I tumbled out of her car and went home to puke, all that red wine coming up like an angry tide. I was crying at the same time, the one and only time I ever cried over Lynn.

A few weeks later I wrote “Sweet Days,” the lyrics about my last night with Lynn, giving the song its story….

Spoke too soon…

Between the sun and the moon…

Words you could not stand…

While we stood in the sand…

Took the last bus home…

And I knew…I knew…

I knew that you were gonna roam…

What can I say? I know it’s not Shakespeare, but somehow it touched a chord out there. And all it cost me was an irreparably broken heart.

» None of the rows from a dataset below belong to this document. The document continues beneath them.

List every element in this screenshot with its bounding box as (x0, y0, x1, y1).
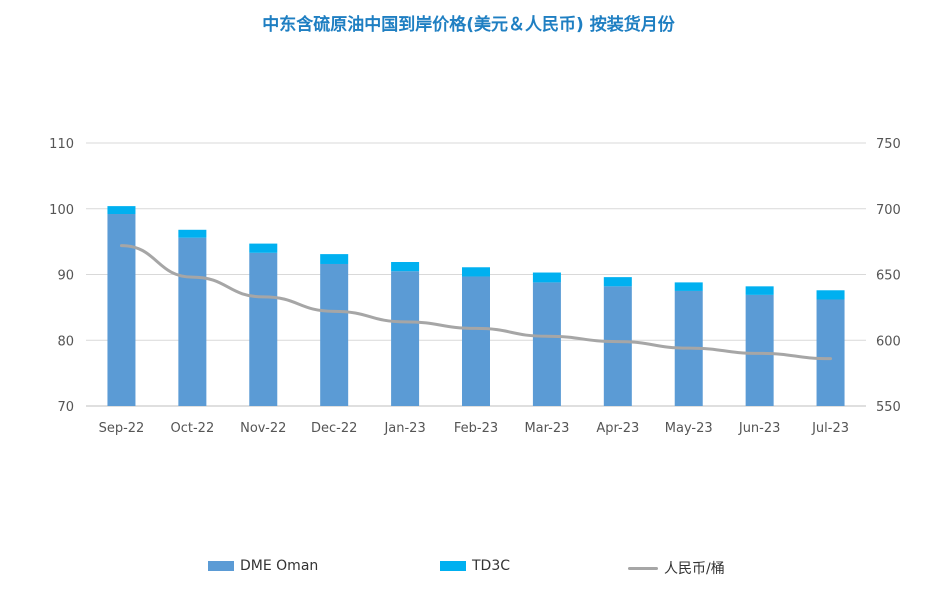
legend-swatch-rmb (628, 566, 658, 570)
y-left-tick-label: 70 (57, 400, 74, 415)
line-layer (119, 244, 833, 361)
legend-label-td3c: TD3C (472, 558, 511, 574)
legend-item-td3c: TD3C (440, 558, 510, 574)
bar-dme-oman (603, 286, 632, 406)
y-left-tick-label: 80 (57, 334, 74, 349)
x-tick-label: Jan-23 (383, 421, 425, 436)
chart-legend: DME Oman TD3C 人民币/桶 (0, 558, 937, 580)
bar-td3c (107, 206, 136, 215)
legend-label-rmb: 人民币/桶 (664, 561, 725, 577)
x-tick-label: Feb-23 (454, 421, 498, 436)
y-left-tick-label: 100 (49, 203, 74, 218)
y-right-tick-label: 600 (876, 334, 901, 349)
x-tick-label: Dec-22 (311, 421, 357, 436)
bar-td3c (391, 262, 420, 272)
bar-td3c (462, 267, 490, 277)
bar-dme-oman (532, 282, 561, 406)
legend-item-rmb: 人民币/桶 (628, 558, 725, 578)
axis-layer: 70 80 90 100 110 550 600 650 700 750 Sep-22 Oct-22 N… (49, 137, 901, 436)
x-tick-label: Sep-22 (99, 421, 145, 436)
y-left-tick-label: 110 (49, 137, 74, 152)
y-right-tick-label: 550 (876, 400, 901, 415)
line-rmb (119, 244, 833, 361)
x-tick-label: Mar-23 (524, 421, 569, 436)
chart-title: 中东含硫原油中国到岸价格(美元＆人民币) 按装货月份 (262, 15, 675, 35)
bar-dme-oman (391, 271, 420, 406)
bar-dme-oman (178, 237, 207, 406)
bar-td3c (603, 277, 632, 287)
bar-td3c (816, 290, 845, 300)
bar-dme-oman (107, 214, 136, 406)
x-tick-label: Apr-23 (596, 421, 639, 436)
bar-dme-oman (249, 252, 278, 406)
bar-dme-oman (462, 276, 490, 406)
legend-label-dme-oman: DME Oman (240, 558, 319, 574)
x-tick-label: Oct-22 (171, 421, 215, 436)
bar-td3c (249, 243, 278, 253)
bar-dme-oman (745, 294, 774, 406)
bar-td3c (674, 282, 703, 291)
legend-item-dme-oman: DME Oman (208, 558, 318, 574)
bar-dme-oman (320, 263, 349, 406)
x-tick-label: May-23 (665, 421, 713, 436)
bar-td3c (532, 272, 561, 283)
bar-td3c (320, 254, 349, 264)
bar-layer (107, 206, 845, 406)
x-tick-label: Jun-23 (738, 421, 781, 436)
bar-dme-oman (816, 299, 845, 406)
y-right-tick-label: 750 (876, 137, 901, 152)
bar-td3c (178, 229, 207, 238)
y-right-tick-label: 700 (876, 203, 901, 218)
x-tick-label: Nov-22 (240, 421, 286, 436)
y-left-tick-label: 90 (57, 269, 74, 284)
legend-swatch-td3c (440, 561, 466, 571)
bar-td3c (745, 286, 774, 295)
y-right-tick-label: 650 (876, 269, 901, 284)
legend-swatch-dme-oman (208, 561, 234, 571)
x-tick-label: Jul-23 (811, 421, 849, 436)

I’d say my success was a combination of things—a catchy tune, luck, heartfelt lyrics, luck, good timing, luck, superb management, luck, crafty marketing, luck, a cute face, luck, luck, and more luck.

And if I had it to do all over again, I’d probably have saved some of that luck for the rest of my life, instead of shooting my entire wad on that one damn song.